Menos de 10% das pessoas com doença de Chagas nas Américas são diagnosticadas, e somente cerca de 1% das que têm a doença recebe tratamento antiparasitário, específico contra a doença. Se não for tratada, a doença de Chagas pode causar danos graves e irreversíveis ao coração e a outros órgãos vitais. Os medicamentos atuais, descobertos há meio século, são eficazes durante a fase aguda e o início da fase crônica da doença de Chagas.
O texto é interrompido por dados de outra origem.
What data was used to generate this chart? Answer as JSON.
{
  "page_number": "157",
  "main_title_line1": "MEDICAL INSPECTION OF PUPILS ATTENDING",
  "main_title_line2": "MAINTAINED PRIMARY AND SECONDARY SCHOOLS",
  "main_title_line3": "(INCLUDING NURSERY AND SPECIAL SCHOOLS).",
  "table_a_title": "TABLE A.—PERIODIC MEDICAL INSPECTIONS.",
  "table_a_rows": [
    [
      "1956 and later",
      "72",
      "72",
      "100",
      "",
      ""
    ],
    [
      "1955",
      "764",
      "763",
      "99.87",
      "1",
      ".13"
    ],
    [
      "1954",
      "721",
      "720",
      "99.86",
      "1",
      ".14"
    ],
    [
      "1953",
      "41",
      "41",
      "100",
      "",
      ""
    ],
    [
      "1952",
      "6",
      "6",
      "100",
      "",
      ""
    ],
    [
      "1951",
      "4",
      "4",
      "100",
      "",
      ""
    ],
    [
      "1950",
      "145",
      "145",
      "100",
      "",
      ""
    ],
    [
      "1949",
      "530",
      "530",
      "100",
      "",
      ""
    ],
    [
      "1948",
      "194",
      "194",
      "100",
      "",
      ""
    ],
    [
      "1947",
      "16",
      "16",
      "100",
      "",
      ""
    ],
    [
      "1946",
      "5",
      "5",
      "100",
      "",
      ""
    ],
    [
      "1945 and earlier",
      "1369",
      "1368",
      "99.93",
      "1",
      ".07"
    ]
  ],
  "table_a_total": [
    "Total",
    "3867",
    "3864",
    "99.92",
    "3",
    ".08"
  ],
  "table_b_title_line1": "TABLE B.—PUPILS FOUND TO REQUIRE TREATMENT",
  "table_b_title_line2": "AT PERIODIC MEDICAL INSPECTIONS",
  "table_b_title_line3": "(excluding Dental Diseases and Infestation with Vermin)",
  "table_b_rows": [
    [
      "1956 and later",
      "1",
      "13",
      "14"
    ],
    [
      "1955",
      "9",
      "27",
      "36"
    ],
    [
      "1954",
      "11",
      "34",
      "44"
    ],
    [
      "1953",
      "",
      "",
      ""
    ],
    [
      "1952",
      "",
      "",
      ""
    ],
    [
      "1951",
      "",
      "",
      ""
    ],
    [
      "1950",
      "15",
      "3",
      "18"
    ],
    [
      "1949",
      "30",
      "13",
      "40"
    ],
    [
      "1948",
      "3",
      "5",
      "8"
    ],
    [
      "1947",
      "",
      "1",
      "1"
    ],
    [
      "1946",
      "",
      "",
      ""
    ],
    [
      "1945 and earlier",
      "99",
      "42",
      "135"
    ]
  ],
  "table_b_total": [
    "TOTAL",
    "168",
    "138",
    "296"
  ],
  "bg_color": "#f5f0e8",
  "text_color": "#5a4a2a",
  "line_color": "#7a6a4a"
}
Contudo, podem ter efeitos colaterais indesejáveis e não são tão eficazes após o aparecimento de complicações moderadas a graves do estágio avançado da doença.

Chagas patient standing in front of his house in Mexico

Como a doença de Chagas é normalmente assintomática durante anos após a infecção, é comum que novos casos não sejam identificados ou registrados, e a maioria das pessoas com a doença não sabe que está infectada. A Organização Pan-Americana da Saúde (OPAS) estima que a doença afete aproximadamente 6 milhões de pessoas, com 30 mil novos casos e 14 mil mortes por ano.  A transmissão de mãe para filho é uma das principais formas de disseminação da doença, com aproximadamente 9 mil bebês infectados no útero a cada ano.

Embora a doença seja associada principalmente a áreas rurais, seu perfil epidemiológico tem mudado nas últimas décadas, e hoje dois terços das pessoas com Chagas vivem em cidades. Todavia, desde que a doença de Chagas foi descoberta, em 1909, ela tem afetado sobretudo as populações pobres e vulneráveis com acesso limitado ao sistema de saúde. Além disso, seus efeitos debilitantes de longo prazo, que podem impedir as pessoas de trabalhar e ser economicamente ativas, perpetuam esse ciclo de pobreza e marginalização.